Texas Heat Wave: Latest Updates and Forecast
A weather pattern that has brought unrelenting heat to Texas for more than a week is unlikely to end until at least early July, according to forecast models, with record-breaking heat expected to expand into nearby states this weekend.
“It feels like you stuck your head in an oven,” said Tom Decker, a forecaster with the National Weather Service in San Angelo, Texas, describing what it has been like when he stepped outside this week. The temperature recorded at his forecast office tied its record of 111 degrees on Monday and shattered it again on Tuesday and Wednesday with readings of 114 each day.
When it is this bad, Mr. Decker said, he spends most of his time in an air-conditioned office or home. But he is concerned for people who don’t have that luxury, such as the crews drilling for oil, and the ranchers and the farmers in his forecast region.

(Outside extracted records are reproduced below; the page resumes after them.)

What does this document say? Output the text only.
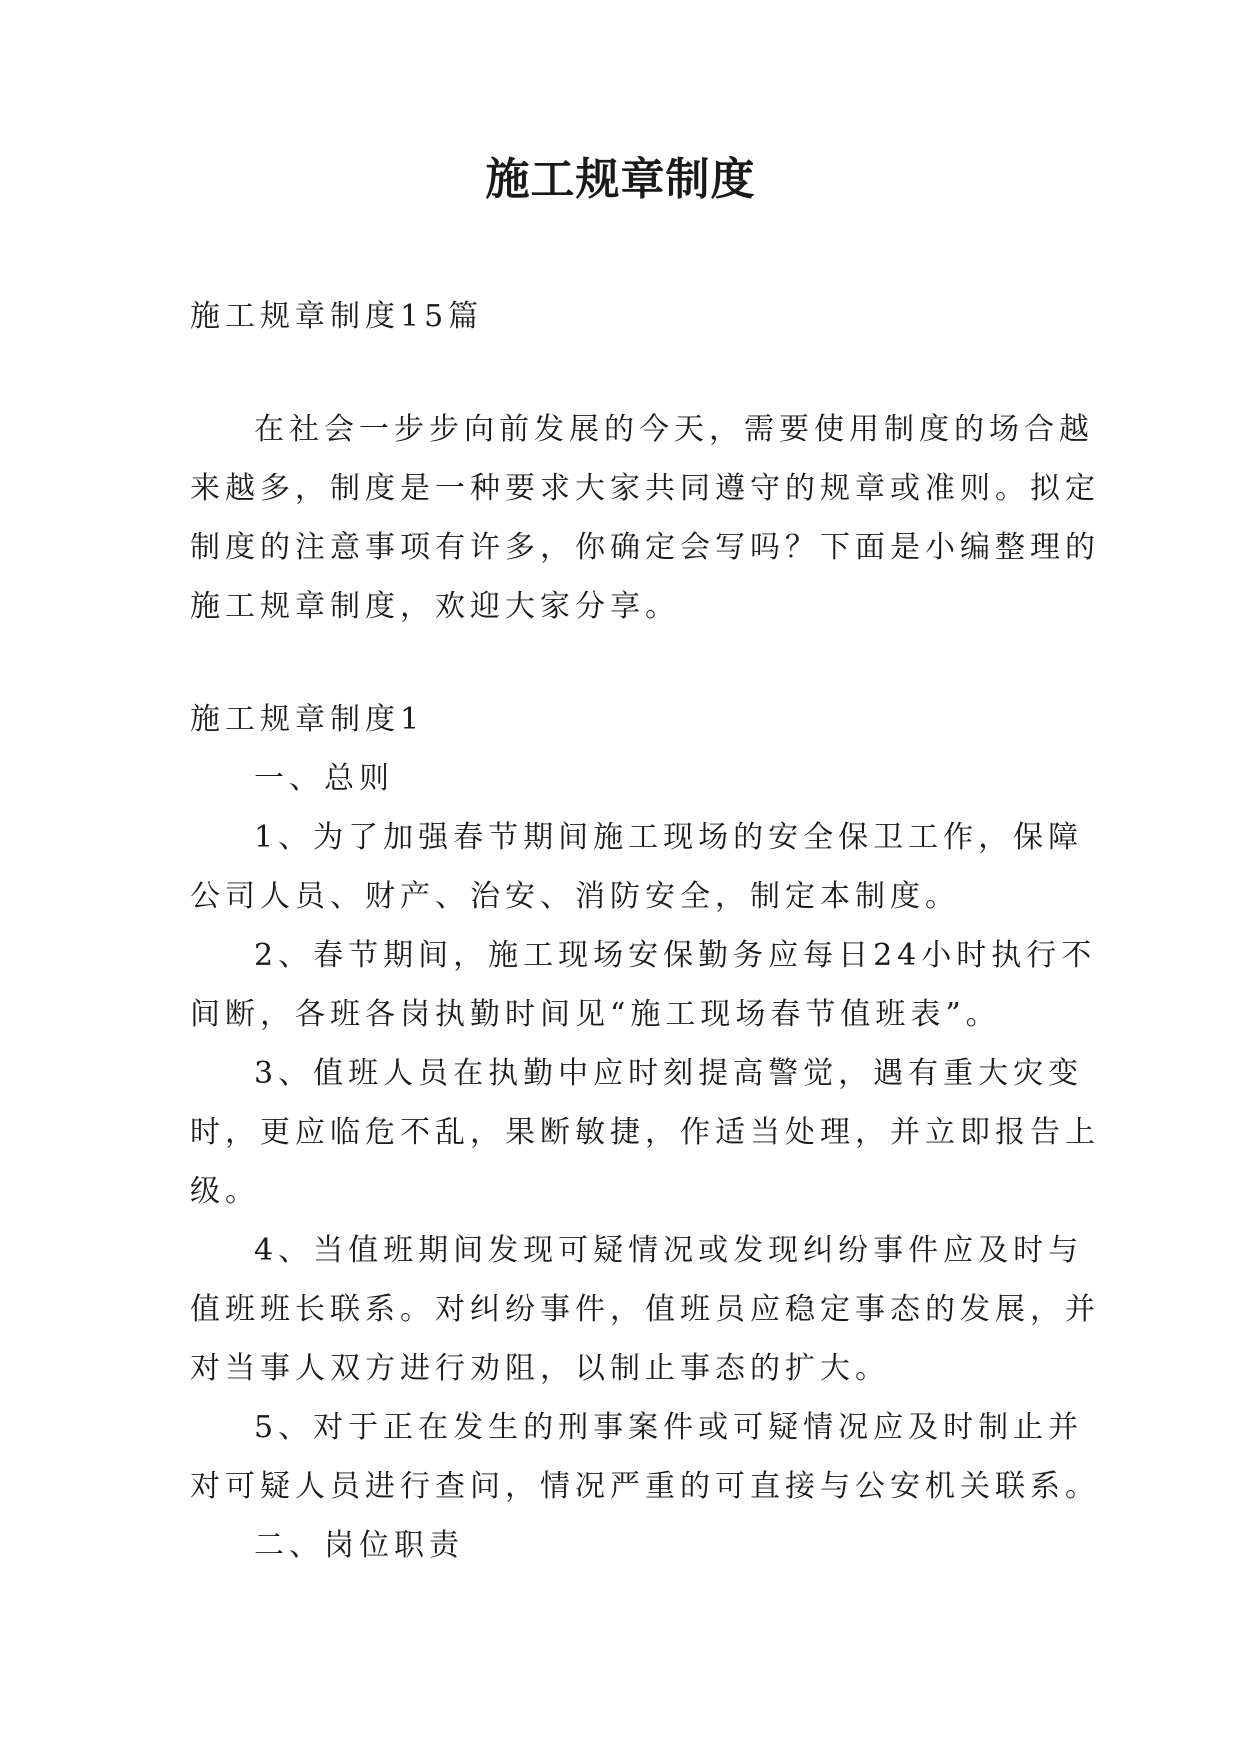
施工规章制度
施工规章制度15篇
在社会一步步向前发展的今天，需要使用制度的场合越
来越多，制度是一种要求大家共同遵守的规章或准则。拟定
制度的注意事项有许多，你确定会写吗？下面是小编整理的
施工规章制度，欢迎大家分享。
施工规章制度1
一、总则
1、为了加强春节期间施工现场的安全保卫工作，保障
公司人员、财产、治安、消防安全，制定本制度。
2、春节期间，施工现场安保勤务应每日24小时执行不
间断，各班各岗执勤时间见“施工现场春节值班表”。
3、值班人员在执勤中应时刻提高警觉，遇有重大灾变
时，更应临危不乱，果断敏捷，作适当处理，并立即报告上
级。
4、当值班期间发现可疑情况或发现纠纷事件应及时与
值班班长联系。对纠纷事件，值班员应稳定事态的发展，并
对当事人双方进行劝阻，以制止事态的扩大。
5、对于正在发生的刑事案件或可疑情况应及时制止并
对可疑人员进行查问，情况严重的可直接与公安机关联系。
二、岗位职责
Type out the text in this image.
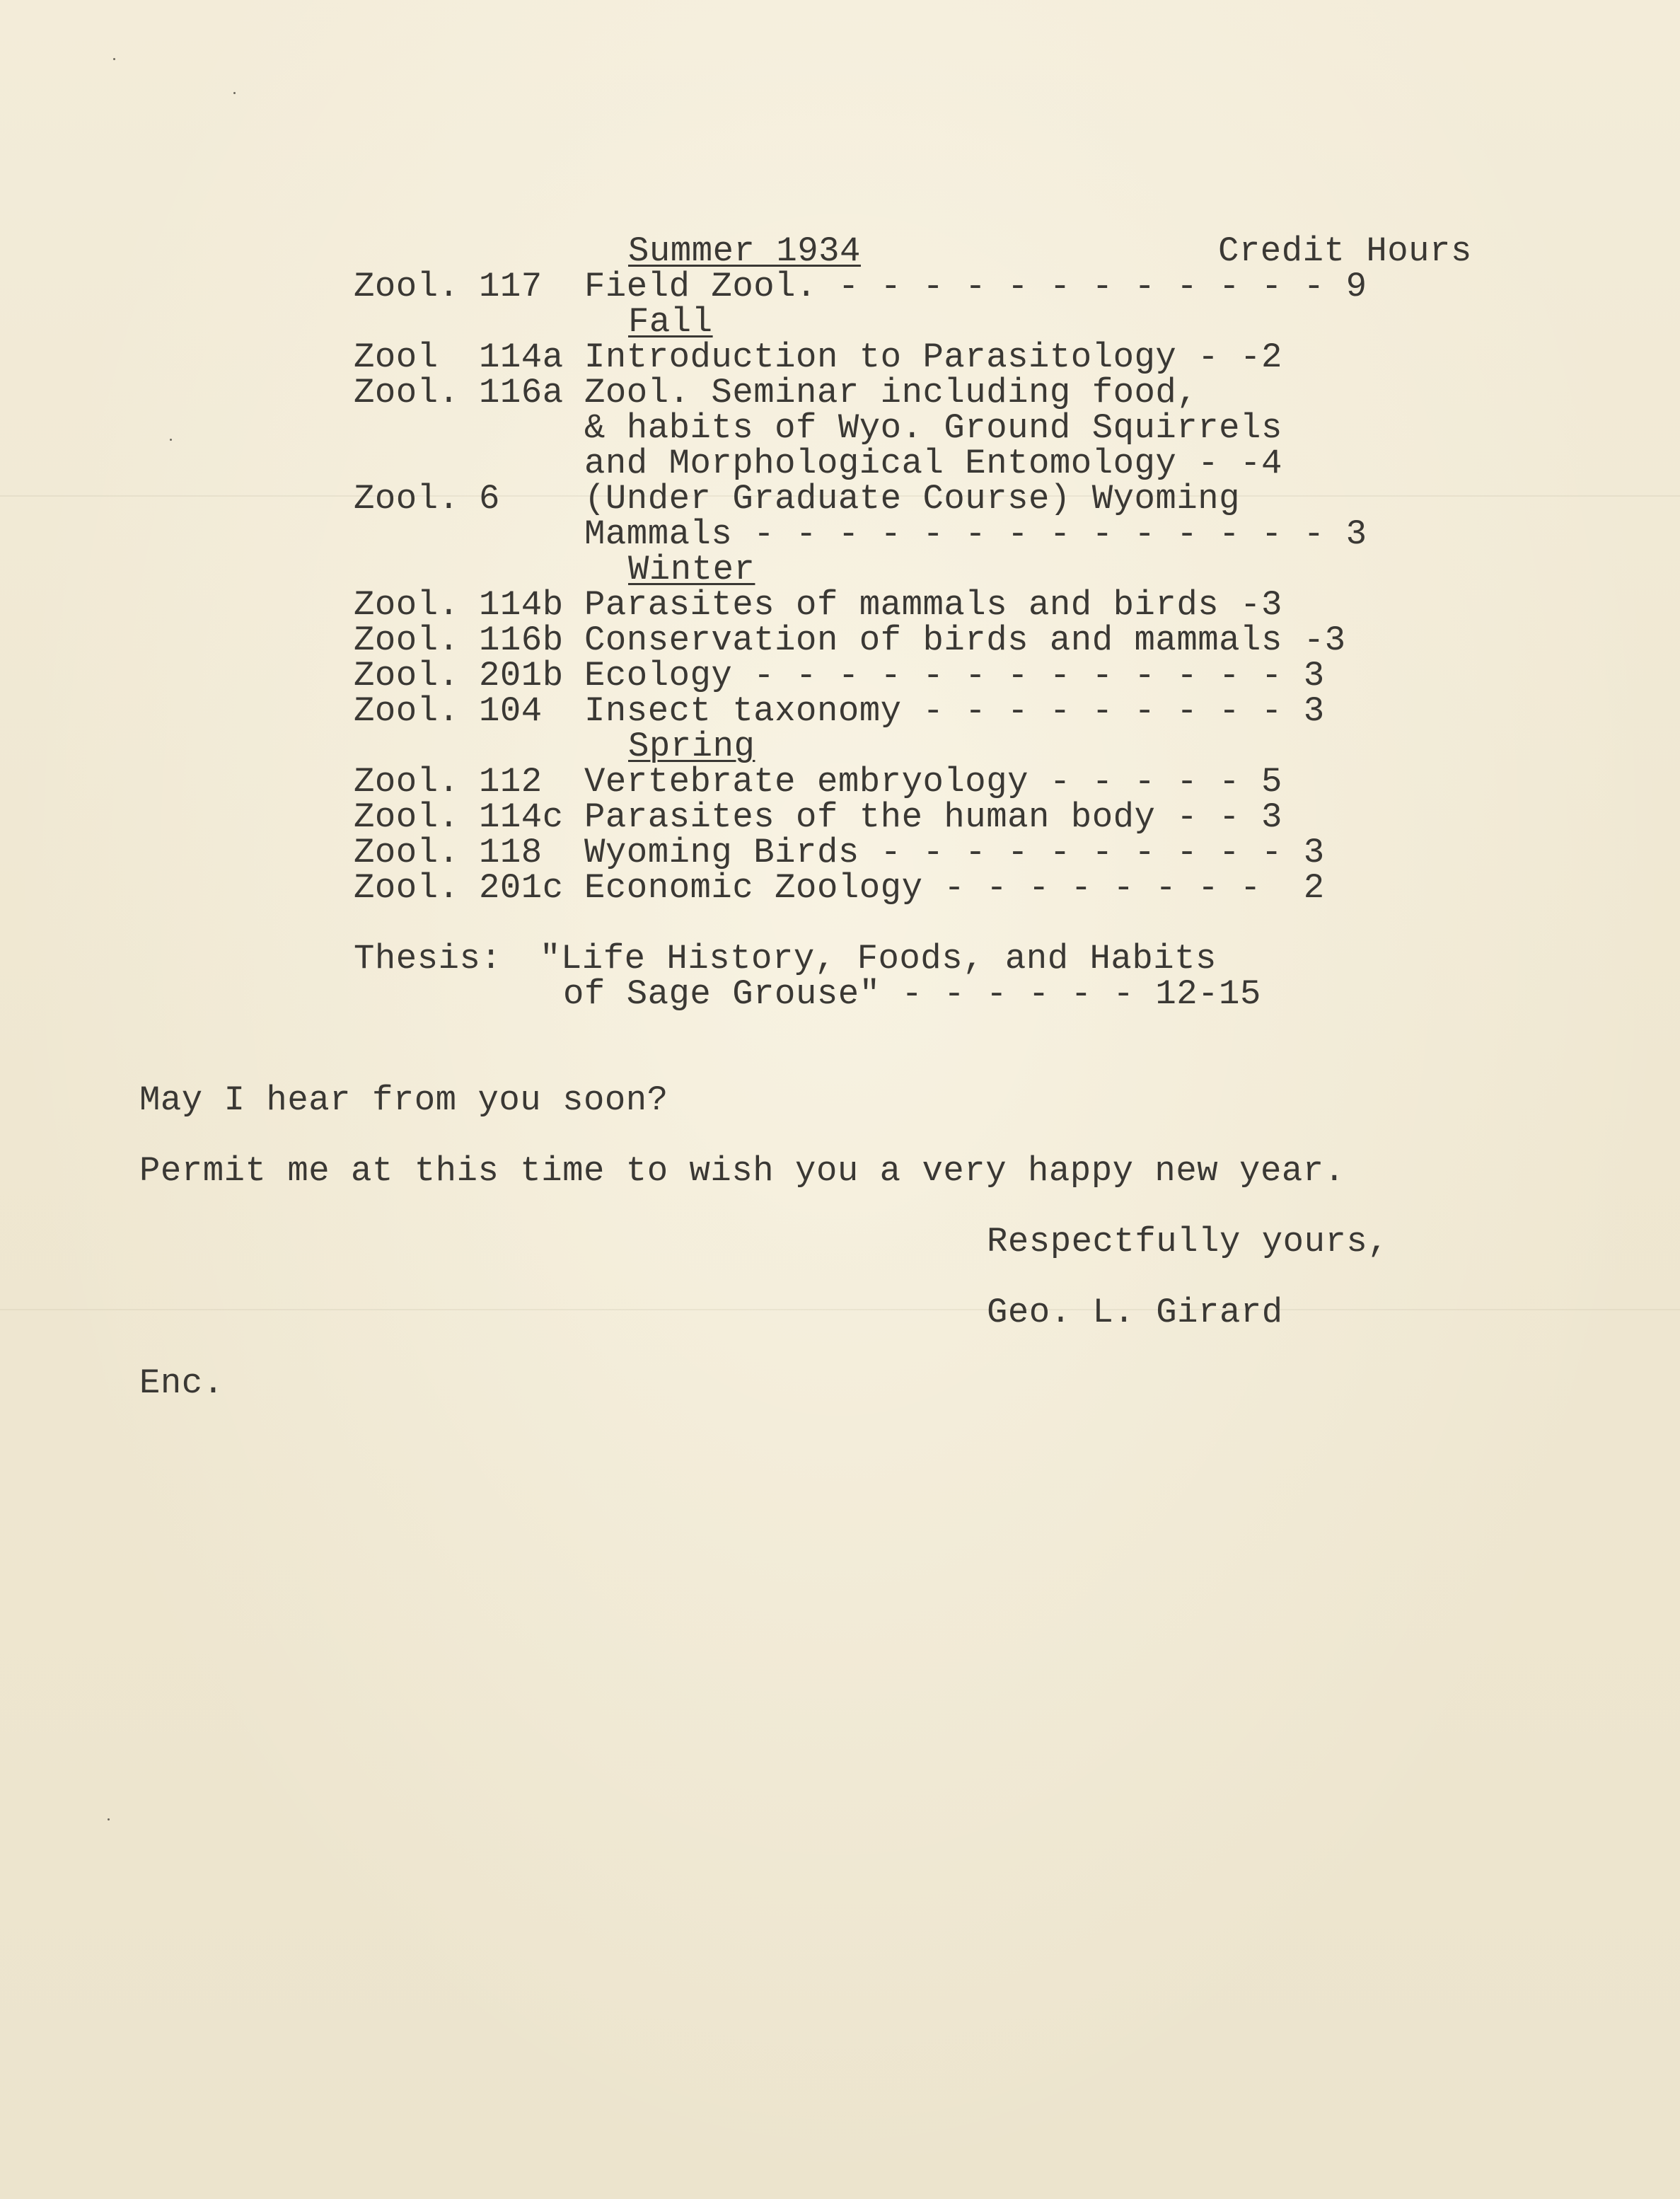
Summer 1934	Credit Hours
Zool. 117 Field Zool. - - - - - - - - - - - - 9
Fall
Zool 114a Introduction to Parasitology - -2
Zool. 116a Zool. Seminar including food,
& habits of Wyo. Ground Squirrels
and Morphological Entomology - -4
Zool. 6 (Under Graduate Course) Wyoming
Mammals - - - - - - - - - - - - - - 3
Winter
Zool. 114b Parasites of mammals and birds -3
Zool. 116b Conservation of birds and mammals -3
Zool. 201b Ecology - - - - - - - - - - - - - 3
Zool. 104 Insect taxonomy - - - - - - - - - 3
Spring
Zool. 112 Vertebrate embryology - - - - - 5
Zool. 114c Parasites of the human body - - 3
Zool. 118 Wyoming Birds - - - - - - - - - - 3
Zool. 201c Economic Zoology - - - - - - - -  2
Thesis: "Life History, Foods, and Habits
of Sage Grouse" - - - - - - 12-15
May I hear from you soon?
Permit me at this time to wish you a very happy new year.
Respectfully yours,
Geo. L. Girard
Enc.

The heat will become more dangerous and potentially deadlier as it persists in the coming days, especially for people exposed to it repeatedly and for long durations, forecasters with the Weather Prediction Center warned.
“Not only are the daytime temperatures and dew points abnormally high, producing some record heat index readings, but the overnight lows are also close to or at record levels,” said Alex Lamers, a forecaster with the Weather Prediction Center.
Officials in Texas asked residents to conserve electricity amid concerns that several days of triple-digit temperatures could strain the power grid. Early Friday, more than 100,000 homes and businesses were without power across Texas, Louisiana and Oklahoma, according to poweroutage.us, a website that tracks utilities.
According to New York Times estimates, on Friday more than 33 million people in the United States were expected to experience dangerous heat indexes — a measure of what the air feels like when considering both the air temperature and the humidity. The population affected is expected to grow this weekend as the dome of high-pressure shifts to include places like New Orleans, which is often humid in the summer.
Extended periods of high daytime temperatures with little relief at night, such as those accompanying this heat wave, create cumulative physiological stress on the human body, according to the World Health Organization, exacerbating the top causes of death globally.
San Antonio may have seen some of the worst conditions. Through Wednesday, the city had 21 hours with a heat index above 110 degrees over the course of the previous week. Since 1946, the city had previously only recorded 18 such hours over the same time period, Mr. Lamers said.
As the heat continues through the weekend, it will spread into Oklahoma, Kansas and Arkansas, where temperatures are likely also to exceed 100 degrees by the middle of next week.
Mr. Lamers and other forecasters said they were confident this weather pattern would persist through the Fourth of July.